一つは、生徒役としての自分が本来の自分からのキャラクターと遠ければ遠いほど、「何をするか」(DO)の部分ばかりに目が向いてしまう、つまり、学習者のTHINK、FEEL、WANTに注目しきれないことになってしまうということだ。
今回の彼女は「話さないようにしなきゃ」ということに一生懸命で、その時のFEELはと言えば「先輩がペアワークしてくれてるのに、申し訳ない!」という気持ちにほとんど支配されていたかもしれない。
もちろん、DO以外が全くないというわけではないし、実際検討会でも「自分に関係ない」「めんどくさい」という英語に興味を持てていない子どものFEELを言語化してくれた。
次は「じゃあ、そういう学習者は授業中どんなことを考える(THINK)のだろう?」「英語に関心のないこの子が授業中に望んでいること(WANT)は何だろう?」という風にどんどんDO以外の部分の精度も高めていきたい。
と言っても、これは私も結構苦手で、どうしてもDOばっかり上手に演じようとしてしまっていた記憶がある。長い旅になると思うけど、頑張ろう。

課題② 先生はその子を見れているか?

多様な子どもを演じることは、もちろん演じている学生本人には色々なことを考える貴重な経験になるが、模擬授業という場を考えれば多様な子どもを演じることは先生役の学生の成長のためにこそ行われるべきである。

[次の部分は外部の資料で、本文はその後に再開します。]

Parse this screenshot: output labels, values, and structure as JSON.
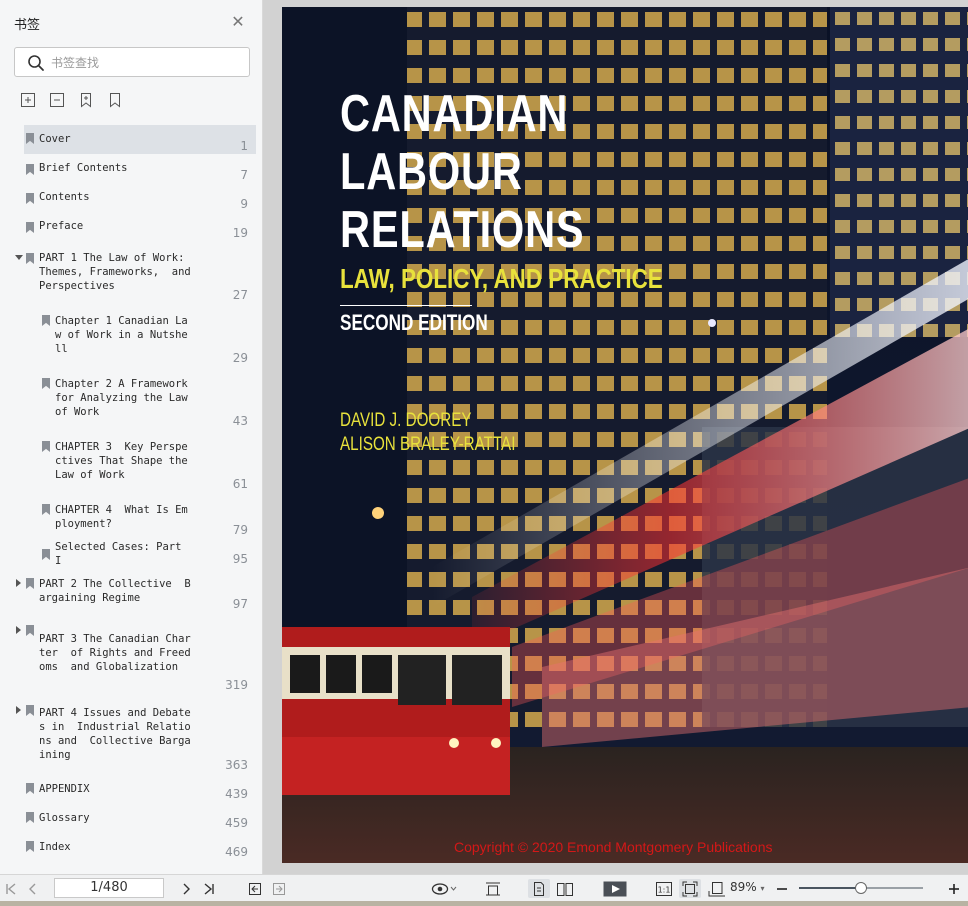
{
  "sidebar": {
    "title": "书签",
    "search_placeholder": "书签查找",
    "bookmarks": [
      {
        "label": "Cover",
        "page": "1",
        "selected": true
      },
      {
        "label": "Brief Contents",
        "page": "7"
      },
      {
        "label": "Contents",
        "page": "9"
      },
      {
        "label": "Preface",
        "page": "19"
      },
      {
        "label": "PART 1 The Law of Work:\nThemes, Frameworks,  and\nPerspectives",
        "page": "27",
        "expanded": true
      },
      {
        "label": "Chapter 1 Canadian La\nw of Work in a Nutshe\nll",
        "page": "29"
      },
      {
        "label": "Chapter 2 A Framework\nfor Analyzing the Law\nof Work",
        "page": "43"
      },
      {
        "label": "CHAPTER 3  Key Perspe\nctives That Shape the\nLaw of Work",
        "page": "61"
      },
      {
        "label": "CHAPTER 4  What Is Em\nployment?",
        "page": "79"
      },
      {
        "label": "Selected Cases: Part\nI",
        "page": "95"
      },
      {
        "label": "PART 2 The Collective  B\nargaining Regime",
        "page": "97",
        "expanded": false
      },
      {
        "label": "PART 3 The Canadian Char\nter  of Rights and Freed\noms  and Globalization",
        "page": "319",
        "expanded": false
      },
      {
        "label": "PART 4 Issues and Debate\ns in  Industrial Relatio\nns and  Collective Barga\nining",
        "page": "363",
        "expanded": false
      },
      {
        "label": "APPENDIX",
        "page": "439"
      },
      {
        "label": "Glossary",
        "page": "459"
      },
      {
        "label": "Index",
        "page": "469"
      }
    ]
  },
  "cover": {
    "title_line1": "CANADIAN",
    "title_line2": "LABOUR",
    "title_line3": "RELATIONS",
    "subtitle": "LAW, POLICY, AND PRACTICE",
    "edition": "SECOND EDITION",
    "author1": "DAVID J. DOOREY",
    "author2": "ALISON BRALEY-RATTAI",
    "copyright": "Copyright © 2020 Emond Montgomery Publications"
  },
  "toolbar": {
    "page_indicator": "1/480",
    "zoom": "89%",
    "zoom_fraction": 0.5
  }
}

「先生、その授業じゃこの子は振り向かないよ」とか「先生、この授業めっちゃ楽しいわ!」とか「今一生懸命考えてるからちょっと待って!お願い!」とか「この子静かにしてるけど、手元は色々メモ取ってて、頭の中ではすごい考えてるんだよ」とか「隣の席の子とちょっと活動しづらいな」とか、子ども役を演じることを通して色々な情報を先生役の学生に伝えることができる。

これもまた教員養成系学部じゃない本学の弱みだが、正直言って子ども役が4人しかいないこともあってそこまで多様な子どもが教室中に溢れるわけではないのだけど、それでもその4人で伝えられるだけのことは伝えてあげたい。

そして一番大事なのは、生徒役が発信してくれている色々なサインを先生がキャッチすること

生徒役が色々やってくれても、先生がそれを見ていなければ模擬授業参加者全体の学びにはなかなか繋がらない。対話型は授業で起きた事実を軸に進めていくので、先生が生徒のアクションに反応しないとその生徒のアクションは無かったことにもなりかねない。
(もちろん、「実は私あの時こんなことしてて」と検討会で自ら言ってくれたり、私が気づいて「〇〇さんこの時何してた?」と聞いたりしてもいいのだけど)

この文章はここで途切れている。